Born into the family of a peasant, Govorov joined the army in 1916 and in 1917 graduated from the Konstanin Artillery School. In October 1918 he was mobilized into Kolchak’s army as a second lieutenant. In October 1919 he fled to Tomsk and took part in the uprising against the White Guards. In January 1920 he voluntarily entered the Red Army and fought in the Civil War as the commander of an artillery battalion. He completed advanced artillery courses (1926) and graduated from the Higher Academic Courses (1930), the Frunze Military Academy (1933), and the General Staff Academy (1938). During 1938-39, Govorov was a senior instructor and docent at the Dzerzhinskii Artillery Academy. He took part in the Soviet-Finnish war of 1939-40 as chief of staff of the artillery of the Seventh Army, then as deputy inspector general of artillery. From May to July 1941 he was chief of the Dzerzhinskii Artillery Academy. During the Great Patriotic War (1941-45) on July 22, 1941, Govorov became chief of artillery on the Western axis and then chief of artillery of the reserve front. On Oct. 18, 1941, he took command of the Fifth Army, which took part in the battle near Moscow. From Apr. 25, 1942, he commanded the grouping of troops in Leningrad, and from June 1942 to May 1945 he commanded the troops of the Leningrad Front. (From February to March 1945 he was also commander of the troops of the Second Baltic Front.)

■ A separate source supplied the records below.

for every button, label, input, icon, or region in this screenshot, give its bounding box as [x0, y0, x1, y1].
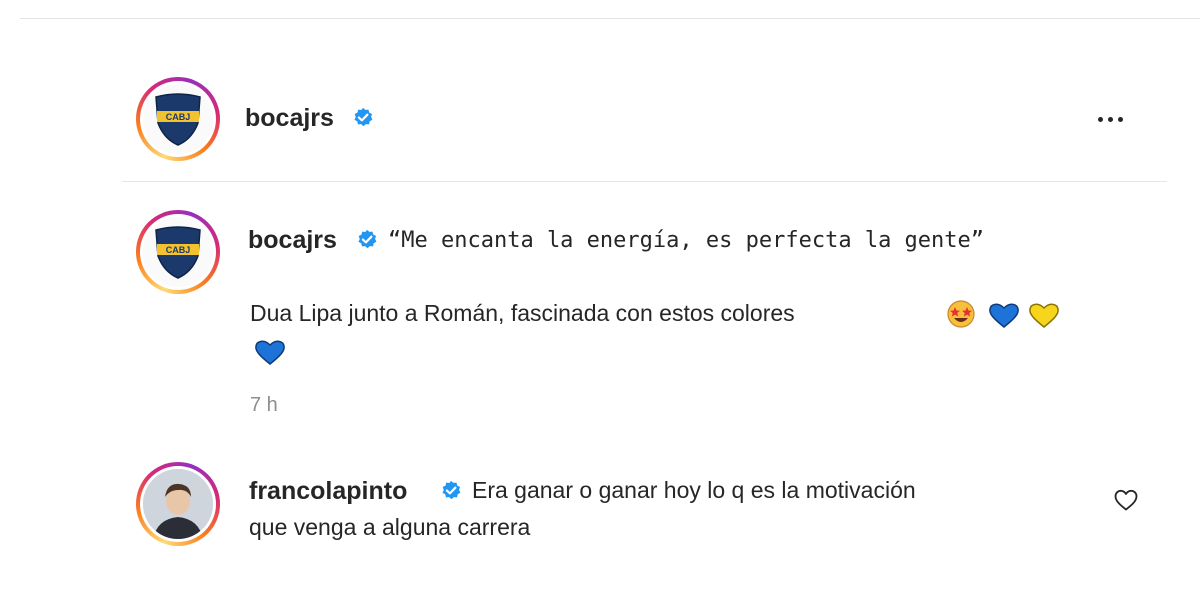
verified-badge-icon [354, 107, 373, 127]
post-timestamp[interactable]: 7 h [250, 394, 278, 417]
blue-heart-emoji-icon [989, 303, 1019, 328]
heart-like-icon[interactable] [1113, 488, 1139, 512]
yellow-heart-emoji-icon [1029, 303, 1059, 328]
star-struck-emoji-icon [947, 300, 975, 328]
blue-heart-emoji-icon [255, 340, 285, 365]
caption-author-avatar[interactable]: CABJ [136, 210, 220, 294]
top-divider [20, 18, 1200, 19]
verified-badge-icon [358, 229, 377, 249]
comment-author-avatar[interactable] [136, 462, 220, 546]
caption-text: Dua Lipa junto a Román, fascinada con es… [250, 300, 795, 326]
post-author-username[interactable]: bocajrs [245, 104, 334, 133]
comment-text-line-1: Era ganar o ganar hoy lo q es la motivac… [472, 477, 916, 503]
caption-quote: “Me encanta la energía, es perfecta la g… [388, 228, 985, 253]
post-author-avatar[interactable]: CABJ [136, 77, 220, 161]
svg-text:CABJ: CABJ [166, 245, 191, 255]
verified-badge-icon [442, 480, 461, 500]
person-avatar-icon [143, 469, 213, 539]
header-divider [122, 181, 1167, 182]
caption-author-username[interactable]: bocajrs [248, 226, 337, 255]
comment-text-line-2: que venga a alguna carrera [249, 514, 531, 540]
svg-text:CABJ: CABJ [166, 112, 191, 122]
boca-crest-icon: CABJ [155, 226, 201, 279]
boca-crest-icon: CABJ [155, 93, 201, 146]
comment-author-username[interactable]: francolapinto [249, 477, 407, 506]
more-options-button[interactable] [1090, 108, 1130, 130]
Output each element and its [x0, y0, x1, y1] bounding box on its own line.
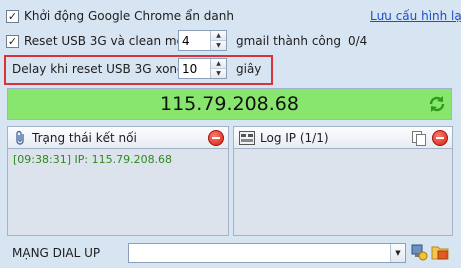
save-config-link[interactable]: Lưu cấu hình lại	[370, 9, 461, 23]
connection-status-panel: Trạng thái kết nối [09:38:31] IP: 115.79…	[7, 126, 229, 236]
dialup-select[interactable]: ▼	[128, 243, 406, 263]
reset-usb-checkbox[interactable]: ✓	[6, 35, 19, 48]
dialup-selected-value	[129, 244, 390, 262]
open-folder-icon[interactable]	[431, 243, 449, 261]
log-ip-panel-header: Log IP (1/1)	[234, 127, 452, 149]
connection-log-entry: [09:38:31] IP: 115.79.208.68	[8, 149, 228, 170]
delay-input[interactable]	[179, 59, 210, 78]
reset-usb-label: Reset USB 3G và clean mỗi	[24, 34, 188, 48]
stepper-down-icon[interactable]: ▼	[211, 40, 226, 50]
log-time: [09:38:31]	[13, 153, 71, 166]
gmail-count: 0/4	[348, 34, 368, 48]
current-ip-display: 115.79.208.68	[7, 88, 452, 120]
ip-text: 115.79.208.68	[159, 93, 299, 115]
log-ip-panel: Log IP (1/1)	[233, 126, 453, 236]
stepper-up-icon[interactable]: ▲	[211, 31, 226, 40]
refresh-icon[interactable]	[428, 95, 446, 113]
network-settings-icon[interactable]	[410, 243, 428, 261]
incognito-checkbox[interactable]: ✓	[6, 10, 19, 23]
clear-ip-log-icon[interactable]	[432, 130, 448, 146]
reset-count-stepper[interactable]: ▲ ▼	[178, 30, 227, 51]
stepper-down-icon[interactable]: ▼	[211, 68, 226, 78]
log-ip-panel-title: Log IP (1/1)	[260, 130, 329, 145]
gmail-success-label: gmail thành công	[236, 34, 341, 48]
log-message: IP: 115.79.208.68	[74, 153, 173, 166]
delay-unit: giây	[236, 62, 262, 76]
network-card-icon	[239, 130, 255, 145]
paperclip-icon	[16, 130, 24, 145]
delay-stepper[interactable]: ▲ ▼	[178, 58, 227, 79]
reset-count-input[interactable]	[179, 31, 210, 50]
chevron-down-icon[interactable]: ▼	[390, 244, 405, 262]
dialup-label: MẠNG DIAL UP	[12, 246, 101, 260]
stepper-up-icon[interactable]: ▲	[211, 59, 226, 68]
delay-label: Delay khi reset USB 3G xong	[12, 62, 185, 76]
connection-panel-header: Trạng thái kết nối	[8, 127, 228, 149]
clear-connection-log-icon[interactable]	[208, 130, 224, 146]
connection-panel-title: Trạng thái kết nối	[32, 130, 137, 145]
incognito-label: Khởi động Google Chrome ẩn danh	[24, 9, 234, 23]
copy-icon[interactable]	[412, 131, 426, 146]
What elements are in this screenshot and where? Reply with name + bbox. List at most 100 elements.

After the war Govorov was commander of the troops of the Leningrad Military District and chief inspector of land forces, and from 1948 he commanded the National Air Defense Forces and was deputy war minister. In May 1954 he became commander in chief of the National Air Defense Forces and deputy minister of defense. In 1952 he became a candidate member of the Central Committee of the CPSU, and he was a deputy to the second through fourth convocations of the Supreme Soviet of the USSR. Govorov was awarded five Orders of Lenin, an Order of Victory, three Orders of the Red Banner, two Orders of Suvorov First Class, an Order of Kutuzov First Class, an Order of the Red Star, three foreign orders, and various medals. He is buried on Red Square by the Kremlin wall.